Brüsseler Untersuchung und die mögliche Geldstrafe
Die Europäische Kommission hat Temu eine Mitteilung über mutmaßliche Unregelmäßigkeiten übermittelt, die bei einer Inspektion zwischen dem 2. und 5. Dezember in den Büros ihrer irischen Tochtergesellschaft WhaleCo Technology Limited festgestellt wurden. Laut Brüssel hat das Unternehmen mehrere Anfragen nach grundlegenden Informationen, darunter Angaben zu seiner Organisation in der EU, den verwendeten IT-Systemen und bestimmten Buchhaltungsunterlagen, nicht beantwortet. Sollte sich der Verstoß bestätigen, droht eine Geldbuße von bis zu 617 Millionen US-Dollar (ca. 530 Millionen Euro), basierend auf dem Jahresabschluss 2025 der Muttergesellschaft PDD Holdings.

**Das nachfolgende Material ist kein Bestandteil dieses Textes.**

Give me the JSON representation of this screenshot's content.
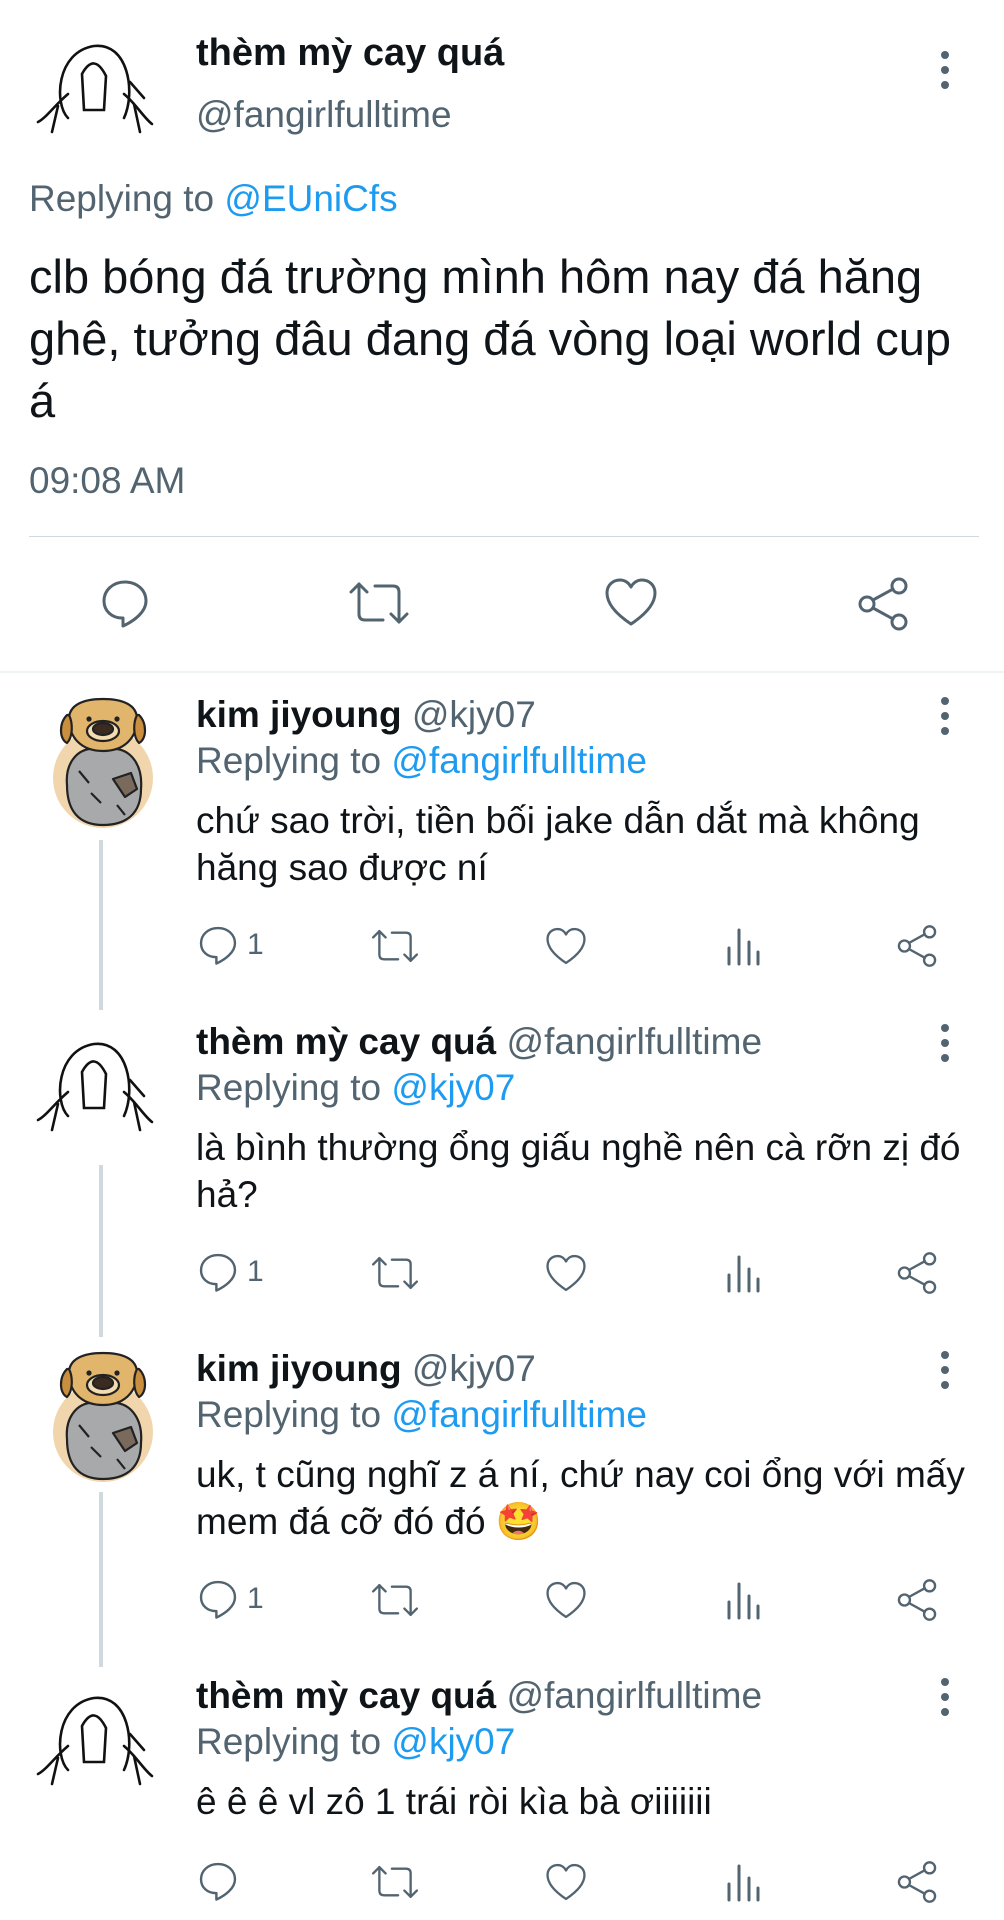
{
  "main_tweet": {
    "display_name": "thèm mỳ cay quá",
    "handle": "@fangirlfulltime",
    "replying_prefix": "Replying to",
    "replying_to": "@EUniCfs",
    "text": "clb bóng đá trường mình hôm nay đá hăng ghê, tưởng đâu đang đá vòng loại world cup á",
    "time": "09:08 AM"
  },
  "replies": [
    {
      "display_name": "kim jiyoung",
      "handle": "@kjy07",
      "replying_prefix": "Replying to",
      "replying_to": "@fangirlfulltime",
      "text": "chứ sao trời, tiền bối jake dẫn dắt mà không hăng sao được ní",
      "reply_count": "1"
    },
    {
      "display_name": "thèm mỳ cay quá",
      "handle": "@fangirlfulltime",
      "replying_prefix": "Replying to",
      "replying_to": "@kjy07",
      "text": "là bình thường ổng giấu nghề nên cà rỡn zị đó hả?",
      "reply_count": "1"
    },
    {
      "display_name": "kim jiyoung",
      "handle": "@kjy07",
      "replying_prefix": "Replying to",
      "replying_to": "@fangirlfulltime",
      "text": "uk, t cũng nghĩ z á ní, chứ nay coi ổng với mấy mem đá cỡ đó đó 🤩",
      "reply_count": "1"
    },
    {
      "display_name": "thèm mỳ cay quá",
      "handle": "@fangirlfulltime",
      "replying_prefix": "Replying to",
      "replying_to": "@kjy07",
      "text": "ê ê ê vl zô 1 trái ròi kìa bà ơiiiiiii",
      "reply_count": ""
    }
  ],
  "icons": {
    "reply": "speech-bubble-icon",
    "retweet": "retweet-arrows-icon",
    "like": "heart-icon",
    "views": "bar-chart-icon",
    "share": "share-icon",
    "more": "vertical-dots-icon"
  },
  "colors": {
    "link": "#1d9bf0",
    "secondary": "#536471",
    "text": "#0f1419"
  }
}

Temu weist die Vorwürfe entschieden zurück und beteuert, bei der Inspektion vollumfänglich kooperiert zu haben. In einer Stellungnahme bekräftigte das Unternehmen, auf die Anschuldigungen zu reagieren und zeigte sich zuversichtlich, dass Brüssel seine vorläufigen Ergebnisse überdenken werde. Weiterhin bestreitet Temu, ausländische Subventionen erhalten zu haben, die den Wettbewerb im Binnenmarkt verzerren, und argumentiert, seine europäischen Aktivitäten aus eigenen Cashflows zu finanzieren. „Wir benötigen keine ausländischen Subventionen, um wettbewerbsintensive Aktivitäten zu finanzieren“, erklärte das Unternehmen.

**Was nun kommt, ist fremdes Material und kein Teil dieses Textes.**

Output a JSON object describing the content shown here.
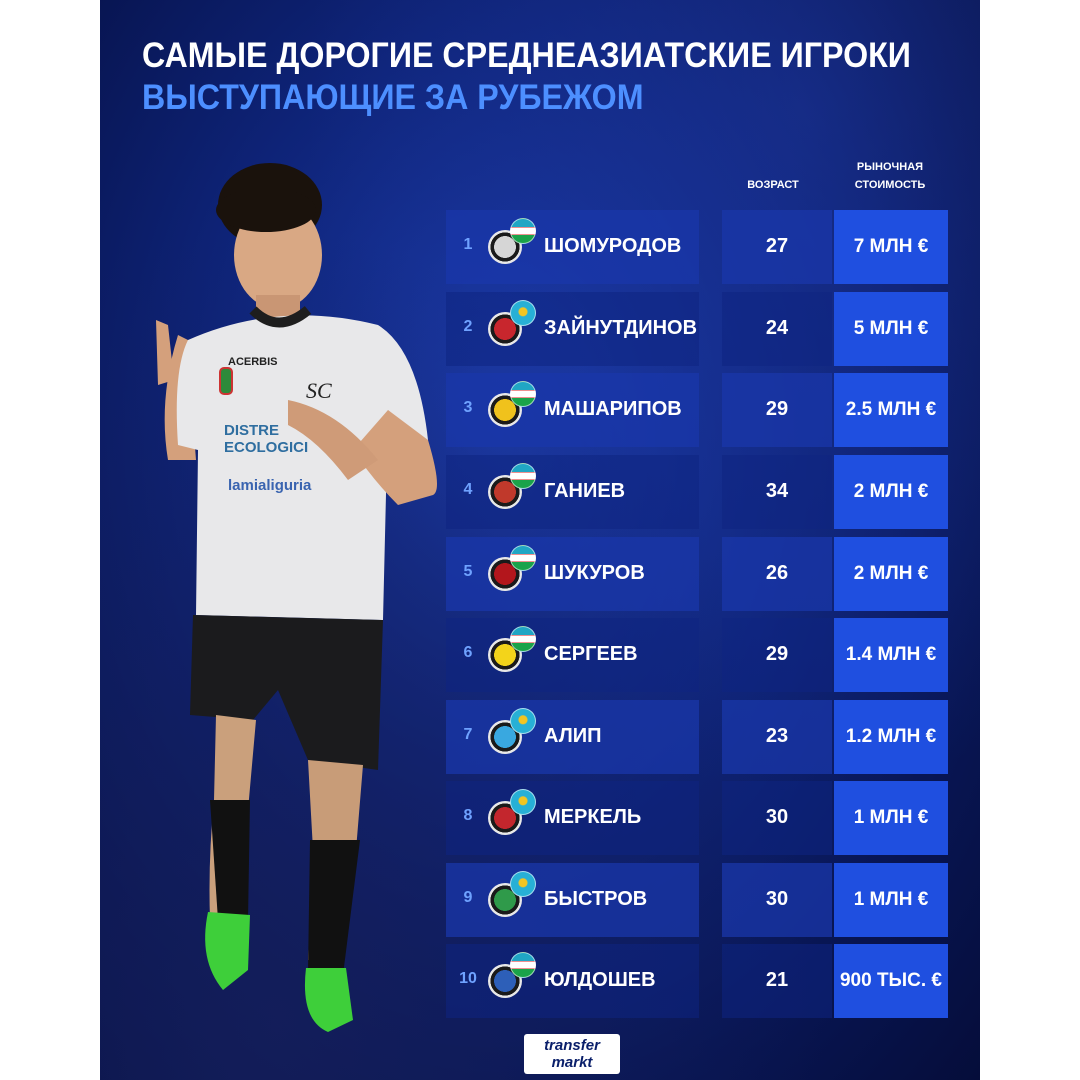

Die Auswirkungen der neuen Zölle auf das Geschäftsmodell
Die Einführung von Zöllen auf Pakete mit geringem Wert hat Temu gezwungen, seinen Plan zum Ausbau der lokalen Lagerhaltung zu beschleunigen . Die Vereinbarung mit DHL sieht vor, dass innerhalb von zwei Jahren 80 % der in Europa verkauften Produkte aus Lagern innerhalb der Europäischen Union versendet werden – ein radikaler Wandel gegenüber Temus bisherigem internationalen Versandmodell . Shein verfolgt einen ähnlichen Ansatz und sucht nach alternativen Lieferanten innerhalb des Kontinents, um die Belastung durch Importzölle zu reduzieren.

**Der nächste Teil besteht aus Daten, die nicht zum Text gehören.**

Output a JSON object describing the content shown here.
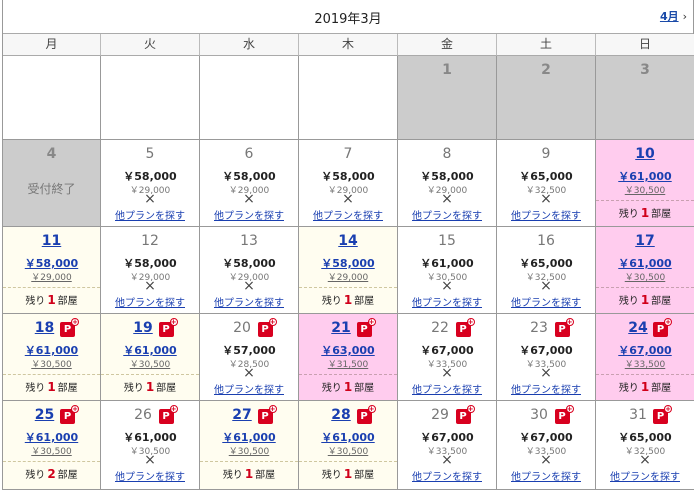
{
  "header": {
    "title": "2019年3月",
    "next_label": "4月",
    "next_chevron": "›"
  },
  "weekdays": [
    "月",
    "火",
    "水",
    "木",
    "金",
    "土",
    "日"
  ],
  "labels": {
    "closed": "受付終了",
    "other_plans": "他プランを探す",
    "remaining_prefix": "残り",
    "remaining_suffix": "部屋",
    "unavailable": "×",
    "p_badge": "P"
  },
  "colors": {
    "past": "#cccccc",
    "pink": "#ffccee",
    "cream": "#fffdf0",
    "link": "#1a3fb0",
    "badge": "#d8001f"
  },
  "rows": [
    [
      {
        "type": "empty"
      },
      {
        "type": "empty"
      },
      {
        "type": "empty"
      },
      {
        "type": "empty"
      },
      {
        "type": "past",
        "day": "1"
      },
      {
        "type": "past",
        "day": "2"
      },
      {
        "type": "past",
        "day": "3"
      }
    ],
    [
      {
        "type": "past",
        "day": "4",
        "closed": true
      },
      {
        "type": "soldout",
        "day": "5",
        "price": "￥58,000",
        "sub": "￥29,000"
      },
      {
        "type": "soldout",
        "day": "6",
        "price": "￥58,000",
        "sub": "￥29,000"
      },
      {
        "type": "soldout",
        "day": "7",
        "price": "￥58,000",
        "sub": "￥29,000"
      },
      {
        "type": "soldout",
        "day": "8",
        "price": "￥58,000",
        "sub": "￥29,000"
      },
      {
        "type": "soldout",
        "day": "9",
        "price": "￥65,000",
        "sub": "￥32,500"
      },
      {
        "type": "avail",
        "bg": "pink",
        "day": "10",
        "price": "￥61,000",
        "sub": "￥30,500",
        "remaining": "1"
      }
    ],
    [
      {
        "type": "avail",
        "bg": "cream",
        "day": "11",
        "price": "￥58,000",
        "sub": "￥29,000",
        "remaining": "1"
      },
      {
        "type": "soldout",
        "day": "12",
        "price": "￥58,000",
        "sub": "￥29,000"
      },
      {
        "type": "soldout",
        "day": "13",
        "price": "￥58,000",
        "sub": "￥29,000"
      },
      {
        "type": "avail",
        "bg": "cream",
        "day": "14",
        "price": "￥58,000",
        "sub": "￥29,000",
        "remaining": "1"
      },
      {
        "type": "soldout",
        "day": "15",
        "price": "￥61,000",
        "sub": "￥30,500"
      },
      {
        "type": "soldout",
        "day": "16",
        "price": "￥65,000",
        "sub": "￥32,500"
      },
      {
        "type": "avail",
        "bg": "pink",
        "day": "17",
        "price": "￥61,000",
        "sub": "￥30,500",
        "remaining": "1"
      }
    ],
    [
      {
        "type": "avail",
        "bg": "cream",
        "day": "18",
        "p": true,
        "price": "￥61,000",
        "sub": "￥30,500",
        "remaining": "1"
      },
      {
        "type": "avail",
        "bg": "cream",
        "day": "19",
        "p": true,
        "price": "￥61,000",
        "sub": "￥30,500",
        "remaining": "1"
      },
      {
        "type": "soldout",
        "day": "20",
        "p": true,
        "price": "￥57,000",
        "sub": "￥28,500"
      },
      {
        "type": "avail",
        "bg": "pink",
        "day": "21",
        "p": true,
        "price": "￥63,000",
        "sub": "￥31,500",
        "remaining": "1"
      },
      {
        "type": "soldout",
        "day": "22",
        "p": true,
        "price": "￥67,000",
        "sub": "￥33,500"
      },
      {
        "type": "soldout",
        "day": "23",
        "p": true,
        "price": "￥67,000",
        "sub": "￥33,500"
      },
      {
        "type": "avail",
        "bg": "pink",
        "day": "24",
        "p": true,
        "price": "￥67,000",
        "sub": "￥33,500",
        "remaining": "1"
      }
    ],
    [
      {
        "type": "avail",
        "bg": "cream",
        "day": "25",
        "p": true,
        "price": "￥61,000",
        "sub": "￥30,500",
        "remaining": "2"
      },
      {
        "type": "soldout",
        "day": "26",
        "p": true,
        "price": "￥61,000",
        "sub": "￥30,500"
      },
      {
        "type": "avail",
        "bg": "cream",
        "day": "27",
        "p": true,
        "price": "￥61,000",
        "sub": "￥30,500",
        "remaining": "1"
      },
      {
        "type": "avail",
        "bg": "cream",
        "day": "28",
        "p": true,
        "price": "￥61,000",
        "sub": "￥30,500",
        "remaining": "1"
      },
      {
        "type": "soldout",
        "day": "29",
        "p": true,
        "price": "￥67,000",
        "sub": "￥33,500"
      },
      {
        "type": "soldout",
        "day": "30",
        "p": true,
        "price": "￥67,000",
        "sub": "￥33,500"
      },
      {
        "type": "soldout",
        "day": "31",
        "p": true,
        "price": "￥65,000",
        "sub": "￥32,500"
      }
    ]
  ]
}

Für den europäischen Logistiksektor bietet diese Entwicklung eine Chance, da die Nachfrage nach Lager- und Logistikflächen steigt, weil diese Plattformen die Wege zum Endverbraucher verkürzen wollen. Paradoxerweise übernehmen asiatische Konzerne nun – unter dem Druck regulatorischer Vorgaben – genau das Nähe-Modell, das europäische Unternehmen seit Jahren als Wettbewerbsvorteil propagieren. Sobald Direktlieferungen von außerhalb der EU steuerlich nicht mehr belohnt werden, wird die standortnahe Logistik wieder zur profitabelsten Option – selbst für diejenigen, die ihr Geschäft auf dem gegenteiligen Modell aufgebaut haben.
Der zunehmende Regulierungsdruck und die geänderten Zölle zwingen Temu, sein Logistikmodell in Europa umzugestalten und von Direktlieferungen aus China auf ein lokales Lagersystem umzustellen. Während die Europäische Kommission ihre Untersuchung fortsetzt, verteidigt das Unternehmen seine Kooperation und weist jegliche unzulässige Subventionen zurück. Der Ausgang dieses Prozesses wird die Zukunft asiatischer Plattformen auf dem EU-Markt prägen.